I was pondering the difficulty of working for the long term when short-term benefits seem to get in the way. By example, I am working on my weight (again) and this morning I had a choice between a high carb breakfast or a high protein breakfast. Now, if I'm taking the long view I choose the high protein breakfast (I did), however the short-term benefit of the taste of the much more delicious high carb breakfast was eating away at me (no pun intended).

This is a lot like most of our lives. We struggle between the short-term rewards and the long-term goals. Whether it's money, food, a job or a relationship (or any other aspect of life) it is very easy to succumb to the lure of the short-term reward. I feel good NOW by doing this versus taking a longer view and reaping a much greater benefit in the future. I know this is a difficulty for me. I'm sure it is for many.
So, the question is whether or not to withstand the short-term deprivation to foster the long-term goal. Some days I do, some I don't. I figure that if there are more days when I do, I'm ahead of the game.

As I see it, long-term goals tend to move my life in the direction I want to go while the short-term reward feels good in the moment but prolongs or even prevents achieving the long-term goal.

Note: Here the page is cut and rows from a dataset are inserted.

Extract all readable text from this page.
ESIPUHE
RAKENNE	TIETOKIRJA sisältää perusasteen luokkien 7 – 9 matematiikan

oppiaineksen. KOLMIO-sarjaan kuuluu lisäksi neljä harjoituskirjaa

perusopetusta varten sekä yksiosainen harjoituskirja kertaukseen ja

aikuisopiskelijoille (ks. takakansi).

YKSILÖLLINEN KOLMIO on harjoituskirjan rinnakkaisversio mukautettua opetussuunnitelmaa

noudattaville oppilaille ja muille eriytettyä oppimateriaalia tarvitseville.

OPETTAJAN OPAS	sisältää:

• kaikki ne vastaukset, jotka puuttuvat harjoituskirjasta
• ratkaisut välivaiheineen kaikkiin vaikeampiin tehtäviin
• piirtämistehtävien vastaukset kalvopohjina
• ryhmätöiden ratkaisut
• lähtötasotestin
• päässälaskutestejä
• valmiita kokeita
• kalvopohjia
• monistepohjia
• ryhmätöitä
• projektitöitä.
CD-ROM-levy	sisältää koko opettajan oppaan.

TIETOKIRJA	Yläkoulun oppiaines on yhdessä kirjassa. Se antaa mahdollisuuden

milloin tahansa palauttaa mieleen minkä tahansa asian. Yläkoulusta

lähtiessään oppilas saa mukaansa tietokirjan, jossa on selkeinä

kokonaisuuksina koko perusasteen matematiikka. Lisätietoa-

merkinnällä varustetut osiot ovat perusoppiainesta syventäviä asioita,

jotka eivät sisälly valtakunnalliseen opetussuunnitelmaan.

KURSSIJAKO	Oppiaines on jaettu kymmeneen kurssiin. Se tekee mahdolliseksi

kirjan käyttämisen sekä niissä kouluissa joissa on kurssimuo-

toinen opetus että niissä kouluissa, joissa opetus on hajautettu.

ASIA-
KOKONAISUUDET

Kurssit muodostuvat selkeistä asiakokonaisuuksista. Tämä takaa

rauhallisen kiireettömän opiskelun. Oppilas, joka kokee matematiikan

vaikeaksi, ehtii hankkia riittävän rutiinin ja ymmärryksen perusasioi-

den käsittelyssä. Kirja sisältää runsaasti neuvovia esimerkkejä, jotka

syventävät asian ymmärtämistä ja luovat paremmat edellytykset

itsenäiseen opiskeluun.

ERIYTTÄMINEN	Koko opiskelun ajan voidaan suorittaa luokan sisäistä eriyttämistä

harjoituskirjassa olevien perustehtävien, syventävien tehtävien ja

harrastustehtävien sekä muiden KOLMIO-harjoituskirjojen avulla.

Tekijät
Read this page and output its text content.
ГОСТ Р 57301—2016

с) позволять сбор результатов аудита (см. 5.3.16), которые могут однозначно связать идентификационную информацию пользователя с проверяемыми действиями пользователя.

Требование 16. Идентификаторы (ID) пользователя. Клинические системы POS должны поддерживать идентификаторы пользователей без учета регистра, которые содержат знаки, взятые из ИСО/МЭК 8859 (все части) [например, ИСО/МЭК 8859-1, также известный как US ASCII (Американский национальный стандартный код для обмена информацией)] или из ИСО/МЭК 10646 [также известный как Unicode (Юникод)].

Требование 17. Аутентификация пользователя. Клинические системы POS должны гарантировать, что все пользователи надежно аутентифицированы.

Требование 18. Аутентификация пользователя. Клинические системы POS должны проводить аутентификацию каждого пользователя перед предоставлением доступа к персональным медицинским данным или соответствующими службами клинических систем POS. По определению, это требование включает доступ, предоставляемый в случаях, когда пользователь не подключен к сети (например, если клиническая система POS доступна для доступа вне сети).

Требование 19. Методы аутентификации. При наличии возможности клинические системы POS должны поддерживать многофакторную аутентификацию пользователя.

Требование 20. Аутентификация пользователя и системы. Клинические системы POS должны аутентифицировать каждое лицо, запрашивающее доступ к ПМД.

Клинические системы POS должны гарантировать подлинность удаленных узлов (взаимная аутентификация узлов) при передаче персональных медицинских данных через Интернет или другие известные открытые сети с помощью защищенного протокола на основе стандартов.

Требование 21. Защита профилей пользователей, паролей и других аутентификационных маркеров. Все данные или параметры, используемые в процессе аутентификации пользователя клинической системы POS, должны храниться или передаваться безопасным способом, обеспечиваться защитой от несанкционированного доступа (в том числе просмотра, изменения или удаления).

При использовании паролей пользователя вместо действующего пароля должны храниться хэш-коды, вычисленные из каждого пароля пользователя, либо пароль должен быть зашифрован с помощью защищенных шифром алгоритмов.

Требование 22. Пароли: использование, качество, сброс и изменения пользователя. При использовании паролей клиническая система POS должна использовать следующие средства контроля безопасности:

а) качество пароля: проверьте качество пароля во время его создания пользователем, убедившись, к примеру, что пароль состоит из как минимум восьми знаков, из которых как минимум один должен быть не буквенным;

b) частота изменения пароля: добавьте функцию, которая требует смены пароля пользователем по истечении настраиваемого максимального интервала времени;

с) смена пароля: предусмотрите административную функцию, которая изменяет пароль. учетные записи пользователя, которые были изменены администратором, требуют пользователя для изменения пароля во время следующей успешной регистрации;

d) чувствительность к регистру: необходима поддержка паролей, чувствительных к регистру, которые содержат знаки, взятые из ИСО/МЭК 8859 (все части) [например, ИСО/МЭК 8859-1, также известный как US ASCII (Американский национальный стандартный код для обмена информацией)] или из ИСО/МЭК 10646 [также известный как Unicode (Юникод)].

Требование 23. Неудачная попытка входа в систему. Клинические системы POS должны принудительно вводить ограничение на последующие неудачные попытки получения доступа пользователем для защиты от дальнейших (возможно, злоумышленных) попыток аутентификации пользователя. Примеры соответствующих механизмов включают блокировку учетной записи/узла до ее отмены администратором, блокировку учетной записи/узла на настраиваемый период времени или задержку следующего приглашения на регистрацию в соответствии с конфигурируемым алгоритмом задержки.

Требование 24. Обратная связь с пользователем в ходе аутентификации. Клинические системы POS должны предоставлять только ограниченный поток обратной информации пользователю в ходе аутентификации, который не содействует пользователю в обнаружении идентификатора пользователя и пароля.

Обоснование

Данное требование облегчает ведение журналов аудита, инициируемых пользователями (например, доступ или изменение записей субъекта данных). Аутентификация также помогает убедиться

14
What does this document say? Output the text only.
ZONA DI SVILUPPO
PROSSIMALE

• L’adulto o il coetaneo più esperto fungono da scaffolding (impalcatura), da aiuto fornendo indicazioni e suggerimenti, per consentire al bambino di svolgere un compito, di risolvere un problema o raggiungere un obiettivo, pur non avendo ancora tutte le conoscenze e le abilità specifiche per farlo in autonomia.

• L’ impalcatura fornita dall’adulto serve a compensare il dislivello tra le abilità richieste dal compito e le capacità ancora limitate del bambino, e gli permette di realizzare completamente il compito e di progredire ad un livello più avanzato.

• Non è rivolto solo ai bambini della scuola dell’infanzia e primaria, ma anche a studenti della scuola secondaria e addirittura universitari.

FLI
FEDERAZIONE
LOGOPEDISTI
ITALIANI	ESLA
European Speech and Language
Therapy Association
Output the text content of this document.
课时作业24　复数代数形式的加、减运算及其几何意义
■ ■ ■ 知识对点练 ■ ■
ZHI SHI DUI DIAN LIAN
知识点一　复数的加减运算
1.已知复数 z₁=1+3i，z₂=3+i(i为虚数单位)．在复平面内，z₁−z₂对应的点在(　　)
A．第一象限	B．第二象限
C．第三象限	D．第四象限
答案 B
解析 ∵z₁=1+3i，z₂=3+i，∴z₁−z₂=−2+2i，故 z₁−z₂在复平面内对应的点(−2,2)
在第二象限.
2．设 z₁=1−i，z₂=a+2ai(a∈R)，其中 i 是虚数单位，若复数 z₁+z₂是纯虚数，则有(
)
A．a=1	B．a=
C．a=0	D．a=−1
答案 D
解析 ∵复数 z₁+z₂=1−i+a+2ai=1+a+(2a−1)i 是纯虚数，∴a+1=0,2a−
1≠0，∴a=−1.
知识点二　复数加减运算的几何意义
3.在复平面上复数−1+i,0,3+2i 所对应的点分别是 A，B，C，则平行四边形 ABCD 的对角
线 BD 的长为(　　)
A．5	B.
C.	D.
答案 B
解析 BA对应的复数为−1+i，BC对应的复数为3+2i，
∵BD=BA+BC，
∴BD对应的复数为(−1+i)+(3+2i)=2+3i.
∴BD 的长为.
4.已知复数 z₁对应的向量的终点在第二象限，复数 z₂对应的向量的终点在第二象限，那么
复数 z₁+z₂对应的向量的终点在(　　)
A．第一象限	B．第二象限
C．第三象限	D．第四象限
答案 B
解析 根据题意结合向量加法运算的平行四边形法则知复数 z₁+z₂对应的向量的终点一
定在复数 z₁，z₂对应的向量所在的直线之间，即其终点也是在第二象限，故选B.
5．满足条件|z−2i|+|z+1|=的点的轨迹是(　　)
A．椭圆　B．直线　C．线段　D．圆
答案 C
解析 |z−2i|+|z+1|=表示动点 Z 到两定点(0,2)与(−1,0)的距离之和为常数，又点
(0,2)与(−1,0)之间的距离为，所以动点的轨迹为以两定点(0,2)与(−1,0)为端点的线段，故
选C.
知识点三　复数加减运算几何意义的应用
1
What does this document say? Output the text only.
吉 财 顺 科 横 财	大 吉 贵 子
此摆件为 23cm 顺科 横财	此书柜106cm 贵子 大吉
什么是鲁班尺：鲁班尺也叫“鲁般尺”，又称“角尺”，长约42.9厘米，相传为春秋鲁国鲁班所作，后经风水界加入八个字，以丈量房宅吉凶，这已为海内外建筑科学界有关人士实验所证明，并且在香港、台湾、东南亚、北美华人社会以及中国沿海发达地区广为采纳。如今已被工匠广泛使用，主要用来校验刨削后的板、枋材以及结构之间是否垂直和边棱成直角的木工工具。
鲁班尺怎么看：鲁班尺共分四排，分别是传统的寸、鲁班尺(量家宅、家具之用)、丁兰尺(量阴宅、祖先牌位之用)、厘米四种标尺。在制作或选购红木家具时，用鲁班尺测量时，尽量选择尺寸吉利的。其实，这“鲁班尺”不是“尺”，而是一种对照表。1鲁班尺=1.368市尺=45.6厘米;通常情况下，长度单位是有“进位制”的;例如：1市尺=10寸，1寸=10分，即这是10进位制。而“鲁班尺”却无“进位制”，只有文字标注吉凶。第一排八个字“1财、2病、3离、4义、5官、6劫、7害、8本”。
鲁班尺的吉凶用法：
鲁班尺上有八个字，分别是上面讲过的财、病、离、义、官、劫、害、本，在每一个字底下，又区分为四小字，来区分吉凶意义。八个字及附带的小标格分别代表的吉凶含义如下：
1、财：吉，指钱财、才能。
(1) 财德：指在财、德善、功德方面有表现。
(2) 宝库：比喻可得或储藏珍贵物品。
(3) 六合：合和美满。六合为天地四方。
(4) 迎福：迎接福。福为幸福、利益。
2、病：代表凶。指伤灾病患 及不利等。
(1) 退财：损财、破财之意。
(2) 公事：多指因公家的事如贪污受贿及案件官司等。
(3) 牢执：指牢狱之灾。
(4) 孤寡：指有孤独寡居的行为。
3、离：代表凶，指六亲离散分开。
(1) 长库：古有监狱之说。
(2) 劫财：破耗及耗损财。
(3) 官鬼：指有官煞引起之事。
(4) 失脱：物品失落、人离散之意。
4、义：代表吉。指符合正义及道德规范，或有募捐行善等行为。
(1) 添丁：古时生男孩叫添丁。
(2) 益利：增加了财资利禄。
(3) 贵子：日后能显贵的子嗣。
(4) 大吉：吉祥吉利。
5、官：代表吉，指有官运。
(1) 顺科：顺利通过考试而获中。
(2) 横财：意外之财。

My advice? Take an extra couple of minutes to ponder the cost/benefit ratio before making the decision and hopefully you will make the choice that leads to long-term success.

Friday, September 4, 2009

Believe in Yourself

Are you kidding? It is much easier to believe in someone else and allow that person or institution to handle aspects of your life. However, believing in yourself is the way to make life work the way you envision.
Remember when you were young and had a good number of ideas about who and what you would like to be? Many people had dreams and day dreams about excelling in sports or music or any other pursuit. What happened to those dreams? Too often life interfered with them, either through the necessities or perceived necessities of making a living and/or supporting others.
Dream big and believe in those dreams. Yes, you have the capacity to live up to those dreams as long as you are willing to believe in yourself.
I can hear the responses now: “I’m too old.” Or “I have to take care of my job, family, and/or business.” Possibly it’s “I’m not a kid anymore, I can’t just do what I’d like to do.” All of these are the very foundation of why you have not made the strides you wish you had.
Take a deep breath and dive into the pool. Be willing to allow yourself to allocate some of your resources to becoming the person you want to be. These can be time, money or just a willingness to be yourself and let the critics be ignored.